No. This is something on the spectrum between indentured servitude and slavery.

It is wrong, full stop.

Wife and I were watching Handmaid’s Tale last night and for some reason this hypothetical popped into my mind.

You are presented with a choice at age 18. The choice is, you are gifted unimaginable wealth and can live your life any way you please, and you and your friends and family will never need to worry about money again. But this is conditional. You have to accept as a personal assistant someone pulled from poverty at age 18 who will be required to work for you until they reach retirement age. You can pay them any salary you’d like, provide any benefits you’d like to them and their family, provide the best working conditions imaginable, but they are obligated to you for 40h per week, every year from age 18 through 65 and they cannot leave the job. The candidate is selected randomly from an impoverished 3rd world region and in the hypothetical they will be capable and pleasant to work with. They will not have a say in whether they are assigned to you and once they are they are obligated to you for the next 47 years of life, and their day to day work life will be entirely determined by you.

Does the capacity to give someone who would otherwise likely die in poverty a lifestyle they could hardly imagine outweigh the moral offense of depriving them of their freedom of self determination in that one aspect (choice of employment, location, etc), and does the fact that you would personally benefit from doing so affect that answer?

My wife took the meta view of everyone being beholden to an economic system in one way or another and accepting the proposition would increase the amount of prosperity in the world and in your immediate influence. She leans yes. I remain on the fence.

Do you accept the proposition?

have not read other responses, but that’s easy.

and then I pay them Oh $5 million dollars a year, their job, is to enjoy life, pass along their good fortune to others maybe head some company we set up, that will improve life in their corner of the world.

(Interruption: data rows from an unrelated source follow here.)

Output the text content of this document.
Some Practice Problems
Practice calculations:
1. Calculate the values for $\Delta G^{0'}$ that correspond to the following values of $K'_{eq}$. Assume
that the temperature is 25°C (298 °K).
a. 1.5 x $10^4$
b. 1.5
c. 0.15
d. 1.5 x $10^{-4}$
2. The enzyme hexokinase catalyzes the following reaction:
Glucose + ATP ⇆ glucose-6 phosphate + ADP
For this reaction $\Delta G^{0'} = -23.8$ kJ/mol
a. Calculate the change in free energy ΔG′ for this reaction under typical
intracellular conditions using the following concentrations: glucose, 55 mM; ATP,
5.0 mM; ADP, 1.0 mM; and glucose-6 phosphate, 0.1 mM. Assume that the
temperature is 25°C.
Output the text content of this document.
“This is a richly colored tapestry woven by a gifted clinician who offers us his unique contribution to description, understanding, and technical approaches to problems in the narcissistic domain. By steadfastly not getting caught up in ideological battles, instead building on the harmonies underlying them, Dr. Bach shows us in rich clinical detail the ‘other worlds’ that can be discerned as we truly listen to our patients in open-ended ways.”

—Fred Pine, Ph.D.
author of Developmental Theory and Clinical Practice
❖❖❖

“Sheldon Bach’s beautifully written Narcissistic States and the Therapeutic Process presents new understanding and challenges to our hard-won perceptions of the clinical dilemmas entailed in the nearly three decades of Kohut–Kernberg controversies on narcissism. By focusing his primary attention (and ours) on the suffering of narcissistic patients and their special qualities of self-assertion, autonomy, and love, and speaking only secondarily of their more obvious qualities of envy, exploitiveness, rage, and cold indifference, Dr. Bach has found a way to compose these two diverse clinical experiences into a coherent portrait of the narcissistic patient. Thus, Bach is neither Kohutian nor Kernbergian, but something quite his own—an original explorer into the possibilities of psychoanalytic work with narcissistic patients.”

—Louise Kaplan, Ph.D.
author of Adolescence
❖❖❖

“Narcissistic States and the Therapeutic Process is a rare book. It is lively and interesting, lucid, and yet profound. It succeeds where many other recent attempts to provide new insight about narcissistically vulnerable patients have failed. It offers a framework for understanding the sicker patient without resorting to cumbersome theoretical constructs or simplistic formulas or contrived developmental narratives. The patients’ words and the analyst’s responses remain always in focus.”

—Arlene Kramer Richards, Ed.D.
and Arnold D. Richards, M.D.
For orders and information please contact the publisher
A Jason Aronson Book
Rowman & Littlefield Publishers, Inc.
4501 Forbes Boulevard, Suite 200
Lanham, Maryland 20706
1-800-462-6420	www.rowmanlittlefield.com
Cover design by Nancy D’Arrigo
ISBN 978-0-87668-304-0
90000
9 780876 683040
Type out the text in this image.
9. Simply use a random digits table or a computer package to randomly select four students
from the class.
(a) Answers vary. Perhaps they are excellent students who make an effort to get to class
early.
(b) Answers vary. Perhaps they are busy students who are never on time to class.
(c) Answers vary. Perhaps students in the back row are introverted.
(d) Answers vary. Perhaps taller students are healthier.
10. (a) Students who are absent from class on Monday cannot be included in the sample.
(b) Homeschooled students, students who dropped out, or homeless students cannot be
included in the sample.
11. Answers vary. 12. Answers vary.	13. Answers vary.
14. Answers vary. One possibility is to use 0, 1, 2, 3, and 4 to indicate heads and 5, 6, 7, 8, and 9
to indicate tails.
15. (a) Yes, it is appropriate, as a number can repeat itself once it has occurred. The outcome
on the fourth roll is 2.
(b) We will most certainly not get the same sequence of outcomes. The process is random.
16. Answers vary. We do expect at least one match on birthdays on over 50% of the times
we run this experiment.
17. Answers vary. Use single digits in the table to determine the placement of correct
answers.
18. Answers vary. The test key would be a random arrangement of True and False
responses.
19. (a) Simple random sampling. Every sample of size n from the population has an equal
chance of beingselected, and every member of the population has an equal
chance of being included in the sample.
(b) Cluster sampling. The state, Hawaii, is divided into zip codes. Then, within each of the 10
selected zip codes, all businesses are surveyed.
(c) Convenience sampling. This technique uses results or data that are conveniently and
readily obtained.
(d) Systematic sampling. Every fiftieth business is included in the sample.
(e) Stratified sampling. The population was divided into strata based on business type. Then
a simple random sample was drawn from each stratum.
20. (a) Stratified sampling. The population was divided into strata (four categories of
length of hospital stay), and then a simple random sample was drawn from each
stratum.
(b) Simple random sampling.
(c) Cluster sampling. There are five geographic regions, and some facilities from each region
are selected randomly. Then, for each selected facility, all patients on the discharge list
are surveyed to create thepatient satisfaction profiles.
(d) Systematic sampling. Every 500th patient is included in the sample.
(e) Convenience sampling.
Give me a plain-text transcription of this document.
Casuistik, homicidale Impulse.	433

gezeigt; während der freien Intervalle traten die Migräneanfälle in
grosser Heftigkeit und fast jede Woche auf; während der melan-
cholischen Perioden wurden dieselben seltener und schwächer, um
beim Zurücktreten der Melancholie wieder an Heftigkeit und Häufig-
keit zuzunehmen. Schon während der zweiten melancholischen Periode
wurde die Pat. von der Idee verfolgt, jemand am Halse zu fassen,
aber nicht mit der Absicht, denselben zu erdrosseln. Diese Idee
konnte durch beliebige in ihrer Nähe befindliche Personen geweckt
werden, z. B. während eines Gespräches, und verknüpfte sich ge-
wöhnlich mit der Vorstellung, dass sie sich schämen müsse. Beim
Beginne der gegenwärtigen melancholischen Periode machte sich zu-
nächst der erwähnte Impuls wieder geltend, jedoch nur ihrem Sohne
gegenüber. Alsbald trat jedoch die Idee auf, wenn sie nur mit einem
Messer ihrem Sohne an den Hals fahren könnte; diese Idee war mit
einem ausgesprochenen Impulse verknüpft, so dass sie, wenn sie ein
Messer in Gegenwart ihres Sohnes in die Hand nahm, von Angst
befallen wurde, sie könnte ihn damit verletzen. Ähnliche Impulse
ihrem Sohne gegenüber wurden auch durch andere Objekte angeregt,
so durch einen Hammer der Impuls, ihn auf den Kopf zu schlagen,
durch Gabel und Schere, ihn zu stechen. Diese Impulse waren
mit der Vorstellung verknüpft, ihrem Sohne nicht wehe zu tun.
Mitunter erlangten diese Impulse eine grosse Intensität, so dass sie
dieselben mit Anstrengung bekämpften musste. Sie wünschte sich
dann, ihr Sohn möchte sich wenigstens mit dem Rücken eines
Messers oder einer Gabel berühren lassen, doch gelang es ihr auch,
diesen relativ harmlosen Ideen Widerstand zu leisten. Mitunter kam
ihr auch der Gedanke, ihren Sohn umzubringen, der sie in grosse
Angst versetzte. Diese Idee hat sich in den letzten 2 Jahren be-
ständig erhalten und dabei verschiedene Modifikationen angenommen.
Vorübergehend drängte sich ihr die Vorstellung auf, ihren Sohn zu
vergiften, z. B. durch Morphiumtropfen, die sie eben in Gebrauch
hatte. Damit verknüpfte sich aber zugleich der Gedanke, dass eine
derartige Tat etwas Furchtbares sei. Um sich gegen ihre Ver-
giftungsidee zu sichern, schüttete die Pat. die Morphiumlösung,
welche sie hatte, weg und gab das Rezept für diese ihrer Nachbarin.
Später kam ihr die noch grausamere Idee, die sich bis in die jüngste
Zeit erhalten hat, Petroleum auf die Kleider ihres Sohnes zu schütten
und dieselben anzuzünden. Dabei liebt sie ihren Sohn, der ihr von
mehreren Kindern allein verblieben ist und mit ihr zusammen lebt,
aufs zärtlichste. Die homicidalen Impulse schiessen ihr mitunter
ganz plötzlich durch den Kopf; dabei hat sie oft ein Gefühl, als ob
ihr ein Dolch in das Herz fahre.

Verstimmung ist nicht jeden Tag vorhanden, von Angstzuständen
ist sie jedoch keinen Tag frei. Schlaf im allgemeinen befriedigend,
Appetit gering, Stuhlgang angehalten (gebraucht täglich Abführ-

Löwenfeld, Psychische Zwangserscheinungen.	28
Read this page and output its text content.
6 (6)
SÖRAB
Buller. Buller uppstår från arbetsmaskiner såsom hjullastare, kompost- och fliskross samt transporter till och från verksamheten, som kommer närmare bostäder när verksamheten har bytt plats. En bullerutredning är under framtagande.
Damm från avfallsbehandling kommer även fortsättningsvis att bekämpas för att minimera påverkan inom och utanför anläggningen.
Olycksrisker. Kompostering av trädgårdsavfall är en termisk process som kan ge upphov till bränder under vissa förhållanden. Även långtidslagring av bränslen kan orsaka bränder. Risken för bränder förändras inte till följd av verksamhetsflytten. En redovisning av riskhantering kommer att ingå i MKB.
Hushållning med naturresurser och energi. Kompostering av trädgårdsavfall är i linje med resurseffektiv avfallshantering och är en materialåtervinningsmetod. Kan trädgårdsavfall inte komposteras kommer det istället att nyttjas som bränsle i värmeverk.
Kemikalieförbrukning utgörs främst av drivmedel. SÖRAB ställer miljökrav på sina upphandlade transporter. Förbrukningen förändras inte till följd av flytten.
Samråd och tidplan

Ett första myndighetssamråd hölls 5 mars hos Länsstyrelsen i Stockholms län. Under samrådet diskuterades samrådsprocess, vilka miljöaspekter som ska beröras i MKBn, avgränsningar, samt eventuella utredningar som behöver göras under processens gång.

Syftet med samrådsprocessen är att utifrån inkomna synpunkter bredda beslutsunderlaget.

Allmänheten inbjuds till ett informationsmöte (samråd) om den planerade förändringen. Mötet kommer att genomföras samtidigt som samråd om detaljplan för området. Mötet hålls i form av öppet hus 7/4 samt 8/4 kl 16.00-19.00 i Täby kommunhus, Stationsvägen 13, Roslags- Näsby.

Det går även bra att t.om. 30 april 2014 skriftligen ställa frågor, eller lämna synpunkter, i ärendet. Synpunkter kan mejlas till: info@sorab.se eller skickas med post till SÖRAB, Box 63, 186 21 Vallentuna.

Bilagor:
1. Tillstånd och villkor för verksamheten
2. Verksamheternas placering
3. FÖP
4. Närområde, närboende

Not sure what the dilemma is here.

One of the many themes of the show is involuntary servitude for the greater good.

I saw the first 3 seasons. Where in world did you get that message? I sure as heck did not.

From the theocratic perspective. It’s the foundational tenet of the regime: this is His will and His will is good.

You could. But they have to treat their job like a job and be available to you. What they do after 5pm is their business.

You could pay them $1M annually, provide them whatever vehicles they choose, pay their mortgage, tuition for their children etc. Unlimited benefits could convey to them except freedom to choose the job or leave.

Sorry still don’t get it.

I am employing them to live a great life, they are free to take other jobs, like I said, maybe we work togeather to create some work in their country and they can be the boss of that place.

That’s why it’s an interesting question. See the post directly above yours. Easy answer for him too.

They are only free to take other jobs as a second job after meeting their obligation to their primary job with you. Or after retirement.

You could. But they have to treat their job like a job and be available to you. What they do after 5pm is their business.

You could pay them $1M annually, provide them whatever vehicles they choose, pay their mortgage, tuition for their children etc. Unlimited benefits could convey to them except freedom to choose the job or leave.

… and from the other pov as an employee. So, someone can pay me $1MM annually, I can be totally free outside core working hours of 9-5, but otherwise on call for a job which by the way has lifetime job security?

That’s a better deal than what many working folks have today.

To me, a key part of the hypothetical is – as I understand it – that the person has no choice about being your employee. That was compelled. If the hypothetical instead is that the job is posted and people can freely apply for it, knowing that there is no freedom during the work day, then it’s quite a different hypothetical.